Across 240+ insurance executives surveyed last year, 90% favor AI adoption. Only 22% have anything running in production. That gap is structural, and it is specific to insurance in a way that generic change management framing misses.
Agentic AI works by executing workflows. Its output quality is a direct function of workflow quality. Feed it how a 20-year account manager handles a renewal (steps that were never written down, vary by client, and live nowhere except in muscle memory) and the output becomes unreliable in ways that carry real liability risk for the agency. Most agency workflows were never built to be documented. They grew as relationship businesses, and the process lived with the person. A senior account manager’s renewal workflow and a junior one’s are often genuinely different, and neither version exists anywhere in writing.
The data problem is equally structural.
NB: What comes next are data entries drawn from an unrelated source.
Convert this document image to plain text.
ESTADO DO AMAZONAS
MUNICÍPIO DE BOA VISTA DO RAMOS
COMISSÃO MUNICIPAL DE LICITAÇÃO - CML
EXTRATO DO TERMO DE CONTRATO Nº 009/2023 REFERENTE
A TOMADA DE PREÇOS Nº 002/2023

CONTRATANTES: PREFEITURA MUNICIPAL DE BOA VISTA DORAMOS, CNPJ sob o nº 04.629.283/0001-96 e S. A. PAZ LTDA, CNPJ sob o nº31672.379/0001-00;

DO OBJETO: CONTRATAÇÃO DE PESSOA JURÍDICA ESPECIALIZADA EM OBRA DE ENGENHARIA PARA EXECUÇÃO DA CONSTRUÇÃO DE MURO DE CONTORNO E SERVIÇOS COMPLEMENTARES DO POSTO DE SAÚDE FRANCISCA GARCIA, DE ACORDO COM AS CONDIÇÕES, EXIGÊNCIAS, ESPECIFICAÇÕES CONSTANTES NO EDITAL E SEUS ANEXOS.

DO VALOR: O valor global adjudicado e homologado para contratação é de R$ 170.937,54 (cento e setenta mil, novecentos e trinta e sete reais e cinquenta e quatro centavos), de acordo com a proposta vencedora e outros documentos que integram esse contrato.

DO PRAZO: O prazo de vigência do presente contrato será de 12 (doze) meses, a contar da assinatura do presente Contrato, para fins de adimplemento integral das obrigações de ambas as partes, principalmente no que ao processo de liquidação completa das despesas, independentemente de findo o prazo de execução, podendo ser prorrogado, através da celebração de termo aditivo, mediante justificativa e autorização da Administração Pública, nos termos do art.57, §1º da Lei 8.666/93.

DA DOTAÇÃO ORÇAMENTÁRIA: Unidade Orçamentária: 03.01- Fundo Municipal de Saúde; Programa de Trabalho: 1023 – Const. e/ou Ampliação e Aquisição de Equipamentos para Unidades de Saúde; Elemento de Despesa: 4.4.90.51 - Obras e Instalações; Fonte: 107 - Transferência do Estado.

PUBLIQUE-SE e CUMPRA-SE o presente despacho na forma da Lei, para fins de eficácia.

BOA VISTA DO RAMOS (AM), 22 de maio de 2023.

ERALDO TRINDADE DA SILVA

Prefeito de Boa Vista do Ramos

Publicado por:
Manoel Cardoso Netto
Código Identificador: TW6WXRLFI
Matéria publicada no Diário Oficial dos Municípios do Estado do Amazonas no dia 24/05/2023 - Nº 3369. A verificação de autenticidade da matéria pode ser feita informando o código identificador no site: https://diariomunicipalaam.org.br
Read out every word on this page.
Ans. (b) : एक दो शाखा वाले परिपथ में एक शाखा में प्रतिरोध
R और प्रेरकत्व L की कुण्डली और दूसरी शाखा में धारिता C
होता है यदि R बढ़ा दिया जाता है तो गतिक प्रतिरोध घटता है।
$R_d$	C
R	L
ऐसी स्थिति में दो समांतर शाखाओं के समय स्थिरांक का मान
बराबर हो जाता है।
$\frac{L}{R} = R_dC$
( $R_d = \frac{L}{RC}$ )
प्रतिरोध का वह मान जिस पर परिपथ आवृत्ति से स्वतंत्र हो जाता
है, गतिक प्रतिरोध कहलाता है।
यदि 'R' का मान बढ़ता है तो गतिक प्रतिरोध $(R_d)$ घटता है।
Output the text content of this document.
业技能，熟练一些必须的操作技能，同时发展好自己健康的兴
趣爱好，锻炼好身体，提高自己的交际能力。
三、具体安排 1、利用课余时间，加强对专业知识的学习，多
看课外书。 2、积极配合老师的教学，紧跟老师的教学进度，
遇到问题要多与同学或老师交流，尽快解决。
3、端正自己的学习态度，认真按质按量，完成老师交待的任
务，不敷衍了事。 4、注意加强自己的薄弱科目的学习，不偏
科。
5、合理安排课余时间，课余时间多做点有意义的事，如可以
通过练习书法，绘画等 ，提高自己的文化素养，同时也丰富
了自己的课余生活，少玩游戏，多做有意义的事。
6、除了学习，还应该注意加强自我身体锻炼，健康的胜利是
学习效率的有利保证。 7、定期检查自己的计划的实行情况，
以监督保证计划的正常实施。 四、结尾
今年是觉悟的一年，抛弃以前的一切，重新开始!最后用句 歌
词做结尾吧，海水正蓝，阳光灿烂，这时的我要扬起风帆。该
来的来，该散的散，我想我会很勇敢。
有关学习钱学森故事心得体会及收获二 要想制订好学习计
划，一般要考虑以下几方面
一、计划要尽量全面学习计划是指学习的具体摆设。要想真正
Insurance is an industry where 64% of the most valuable information arrives as unstructured PDFs, loss runs, and scanned submissions. ACORD, the closest thing insurance has to a shared data language across carriers and systems, is interpreted differently by every platform that claims to support it. Downstream, an agentic workflow completing a commercial lines submission is working with inputs that are inconsistently structured at the source.
While this is not an argument against AI in insurance, one agency recently reported that commission reconciliation (matching carrier payments against their book of business) dropped from two days of manual work to five minutes after AI. That is a task with a clearly defined input, a known correct output, and no ambiguity in the business rules. Coverage gap analysis also follows a similar pattern where an agent can run the same structured comparison across an entire book of business simultaneously, something a senior producer could only ever do one client at a time.
The pattern across every deployment that works is consistent. There is a tightly scoped task, a clean data source, and a defined set of business rules governing the output.
It is not uncommon that the conversations about AI readiness in insurance land on model capability being the limiting factor. However, in the deployments we have worked through at ValueLabs with AiDE, the failure point is almost always upstream i.e., how well the process was defined before the agent was asked to execute it. The enterprises building toward meaningful AI in 2026 are starting with the foundational work first: documenting processes, cleaning their agency management system data, and defining what correct looks like before asking an agent to produce it. That work has no compelling vendor deck, no impressive benchmark, and no shortcut. It is also what the other 22% did before anyone was watching.